Time-Reversal Symmetric $U(1)$ Quantum Spin Liquids

We study possible quantum $U(1)$ spin liquids in three dimensions with time-reversal symmetry. We find a total of seven families of such $U(1)$ spin liquids, distinguished by the properties of their emergent electric or magnetic charges. We show how these spin liquids are related to each other. Two of these classes admit nontrivial protected surface states which we describe. We show how to access all of the seven spin liquids through slave particle (parton) constructions. We also provide intuitive loop gas descriptions of their ground-state wave functions. One of these phases is the “topological Mott insulator,” conventionally described as a topological insulator of an emergent fermionic “spinon.” We show that this phase admits a remarkable dual description as a topological insulator of emergent fermionic magnetic monopoles. This results in a new (possibly natural) surface phase for the topological Mott insulator and a new slave particle construction. We describe some of the continuous quantum phase transitions between the different $U(1)$ spin liquids. Each of these seven families of states admits a finer distinction in terms of their surface properties, which we determine by combining these spin liquids with symmetry-protected topological phases. We discuss lessons for materials such as pyrochlore quantum spin ices which may harbor a $U(1)$ spin liquid. We suggest the topological Mott insulator as a possible ground state in some range of parameters for the quantum spin ice Hamiltonian.

Popular Summary

Spin ice materials have emerged as promising candidates of “$U(1)$ quantum spin liquids,” a class of exotic quantum phases of matter. One fascinating feature of these $U(1)$ spin liquids is the emergence of artificial photons that couple to emergent charges and monopoles. These spin liquids can accordingly be viewed as a type of quantum ether, mimicking real-life electrodynamics in laboratory materials. Contrary to real-life electrodynamics, the emergent electrodynamics in quantum spin liquids may have many different variants. Here, we show that these variants are sharply distinguished as different quantum phases when time-reversal symmetry exists in the physical systems.

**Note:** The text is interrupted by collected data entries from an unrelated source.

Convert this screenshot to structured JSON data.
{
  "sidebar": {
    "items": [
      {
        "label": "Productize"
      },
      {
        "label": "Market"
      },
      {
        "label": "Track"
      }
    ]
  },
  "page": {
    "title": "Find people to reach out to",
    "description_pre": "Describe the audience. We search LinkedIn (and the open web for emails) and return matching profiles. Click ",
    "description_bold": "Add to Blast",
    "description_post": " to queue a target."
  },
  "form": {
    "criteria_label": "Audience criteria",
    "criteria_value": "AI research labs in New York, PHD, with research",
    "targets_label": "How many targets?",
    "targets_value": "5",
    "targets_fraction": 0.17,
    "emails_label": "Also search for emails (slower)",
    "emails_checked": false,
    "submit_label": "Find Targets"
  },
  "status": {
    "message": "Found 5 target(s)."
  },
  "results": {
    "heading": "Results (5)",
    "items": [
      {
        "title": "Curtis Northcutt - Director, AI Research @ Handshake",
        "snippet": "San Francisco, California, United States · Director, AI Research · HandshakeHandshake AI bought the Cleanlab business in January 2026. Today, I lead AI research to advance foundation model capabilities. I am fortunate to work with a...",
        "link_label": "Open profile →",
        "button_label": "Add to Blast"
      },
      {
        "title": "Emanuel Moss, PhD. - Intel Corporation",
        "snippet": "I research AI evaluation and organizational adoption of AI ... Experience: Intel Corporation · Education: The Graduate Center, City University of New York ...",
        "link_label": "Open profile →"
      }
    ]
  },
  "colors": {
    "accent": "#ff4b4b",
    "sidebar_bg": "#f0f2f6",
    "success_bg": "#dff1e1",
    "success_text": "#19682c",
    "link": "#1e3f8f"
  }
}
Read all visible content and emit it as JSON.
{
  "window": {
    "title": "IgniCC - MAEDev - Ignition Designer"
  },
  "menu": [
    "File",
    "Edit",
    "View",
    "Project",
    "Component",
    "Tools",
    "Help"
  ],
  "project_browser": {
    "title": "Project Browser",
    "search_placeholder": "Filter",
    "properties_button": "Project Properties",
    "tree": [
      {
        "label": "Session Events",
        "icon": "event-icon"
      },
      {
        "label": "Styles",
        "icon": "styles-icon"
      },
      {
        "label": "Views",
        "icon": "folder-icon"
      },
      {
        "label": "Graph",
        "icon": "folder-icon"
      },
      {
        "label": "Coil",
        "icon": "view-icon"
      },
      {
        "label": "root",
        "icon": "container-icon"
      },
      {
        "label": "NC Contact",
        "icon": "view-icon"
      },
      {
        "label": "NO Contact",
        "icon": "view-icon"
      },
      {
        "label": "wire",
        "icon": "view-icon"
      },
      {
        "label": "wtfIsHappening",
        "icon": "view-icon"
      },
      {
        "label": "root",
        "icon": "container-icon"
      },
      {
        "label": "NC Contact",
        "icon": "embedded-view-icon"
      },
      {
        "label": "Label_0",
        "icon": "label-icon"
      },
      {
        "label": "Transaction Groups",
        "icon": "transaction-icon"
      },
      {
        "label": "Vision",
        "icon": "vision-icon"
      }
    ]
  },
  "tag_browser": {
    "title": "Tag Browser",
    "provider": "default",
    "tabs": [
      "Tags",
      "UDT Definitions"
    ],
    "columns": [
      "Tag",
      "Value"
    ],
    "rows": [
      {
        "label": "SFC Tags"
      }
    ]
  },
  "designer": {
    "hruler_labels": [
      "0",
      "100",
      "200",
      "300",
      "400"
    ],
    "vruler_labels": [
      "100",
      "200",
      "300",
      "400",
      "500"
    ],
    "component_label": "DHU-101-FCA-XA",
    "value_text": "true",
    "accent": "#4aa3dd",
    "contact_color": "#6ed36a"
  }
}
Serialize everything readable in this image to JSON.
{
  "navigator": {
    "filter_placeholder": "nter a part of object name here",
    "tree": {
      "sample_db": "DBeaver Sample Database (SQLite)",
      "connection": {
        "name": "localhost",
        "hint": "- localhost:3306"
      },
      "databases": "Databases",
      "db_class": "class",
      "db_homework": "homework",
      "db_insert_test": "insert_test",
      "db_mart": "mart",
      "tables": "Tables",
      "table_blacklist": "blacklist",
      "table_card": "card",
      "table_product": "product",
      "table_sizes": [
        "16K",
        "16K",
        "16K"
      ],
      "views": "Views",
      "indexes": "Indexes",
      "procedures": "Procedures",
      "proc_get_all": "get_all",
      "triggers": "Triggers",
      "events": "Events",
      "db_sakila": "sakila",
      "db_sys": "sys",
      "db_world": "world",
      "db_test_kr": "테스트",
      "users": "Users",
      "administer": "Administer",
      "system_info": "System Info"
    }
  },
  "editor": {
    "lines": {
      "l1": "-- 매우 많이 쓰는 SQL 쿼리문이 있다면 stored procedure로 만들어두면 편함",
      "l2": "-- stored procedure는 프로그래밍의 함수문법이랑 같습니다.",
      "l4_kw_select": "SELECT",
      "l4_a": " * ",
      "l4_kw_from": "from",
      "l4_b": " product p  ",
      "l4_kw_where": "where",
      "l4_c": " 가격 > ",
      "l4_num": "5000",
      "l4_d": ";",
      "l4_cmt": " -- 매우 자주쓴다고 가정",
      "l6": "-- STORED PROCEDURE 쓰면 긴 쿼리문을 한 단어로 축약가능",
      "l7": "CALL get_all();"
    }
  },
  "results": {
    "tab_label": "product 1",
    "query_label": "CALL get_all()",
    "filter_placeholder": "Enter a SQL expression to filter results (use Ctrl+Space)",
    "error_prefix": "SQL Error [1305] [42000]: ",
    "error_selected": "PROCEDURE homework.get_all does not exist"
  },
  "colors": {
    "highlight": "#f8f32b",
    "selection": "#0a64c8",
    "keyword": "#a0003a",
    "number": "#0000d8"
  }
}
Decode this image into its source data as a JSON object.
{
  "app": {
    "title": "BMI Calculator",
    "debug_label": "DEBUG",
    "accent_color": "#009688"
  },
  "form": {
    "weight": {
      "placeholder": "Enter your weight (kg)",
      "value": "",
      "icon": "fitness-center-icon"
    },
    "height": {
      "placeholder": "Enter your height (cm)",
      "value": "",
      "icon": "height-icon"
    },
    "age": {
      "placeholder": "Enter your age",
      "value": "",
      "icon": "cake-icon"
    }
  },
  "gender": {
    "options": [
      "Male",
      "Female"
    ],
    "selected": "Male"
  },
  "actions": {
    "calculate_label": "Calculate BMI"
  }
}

We focus on seven families of $U(1)$ spin liquids with 22 phases. Each phase is associated with different electric and magnetic particles. We recover many interesting consequences, including exotic behaviors on the surfaces of some of these spin liquids and unconventional quantum phase transitions between different spin liquids. Our results are not merely theoretical exercises; they may also be relevant to real materials such as pyrochlore spin ice. Typically, time reversal is the only symmetry in these systems that can survive both spin-orbit coupling and disorder. It is then important to determine which kind of $U(1)$ spin liquid is indeed realized if a $U(1)$ spin liquid arises in such systems. We provide some suggestive arguments to this question, and we discuss some experimental probes that may be able to identify different phases.

We expect that our findings will motivate future experiments that may help distinguish these different $U(1)$ spin liquids.

Figure 1

Charge-monopole lattice at $\theta =n\pi$ with $n$ even.

Figure 2

Charge-monopole lattice at $\theta =n\pi$ with $n$ odd.

Figure 3

Relationship between different $U(1)$ spin liquids. Two phases connected through a line share a common fundamental particle ($E$ or $M$) and can be viewed as different SPT phases formed by the common particle. In Sec. 11, we describe some interesting continuous phase transitions between the phases connected through thick red lines.

Figure 4

Charge-monopole lattice obtained by gauging the $n=1$ $M_f$ topological insulator. It is identical to Fig. 2 after rescaling the two axes as explained in the text.

Figure 5

The “wall” between a $U(1)$ spin liquid and a Higgsed vacuum. A particle ($E$ or $M$) tunnels through the wall and becomes a trivial boson, which subsequently condenses and forms the vacuum. Some nontrivial excitation must be left behind on the wall after the tunneling process.

Figure 6

Electriclike loop wave function of the $E_{bT}{M}_f$ $U(1)$ spin liquid. (a) The amplitude changes sign whenever a blue loop links with a red one. (b) A double blue line can be converted to a double red line and form a double two-segment loop. (c) The red and blue loops are switched under time reversal $\mathcal{T}$.

Figure 7

The same loop wave function as in Fig. 6, but with different time-reversal actions. (a) Time reversal keeps both the color and the direction of each loop, which describes $E_b{M}_f$ in the electric picture. (b) Time reversal keeps the color but inverts the direction of each loop, which describes $E_f{M}_b$ in the magnetic picture.

Figure 8

Loop wave functions of the $E_{bT}{M}_b$, $E_{fT}{M}_b$ and other phases: The amplitude changes sign whenever a directed loop links with an undirected one.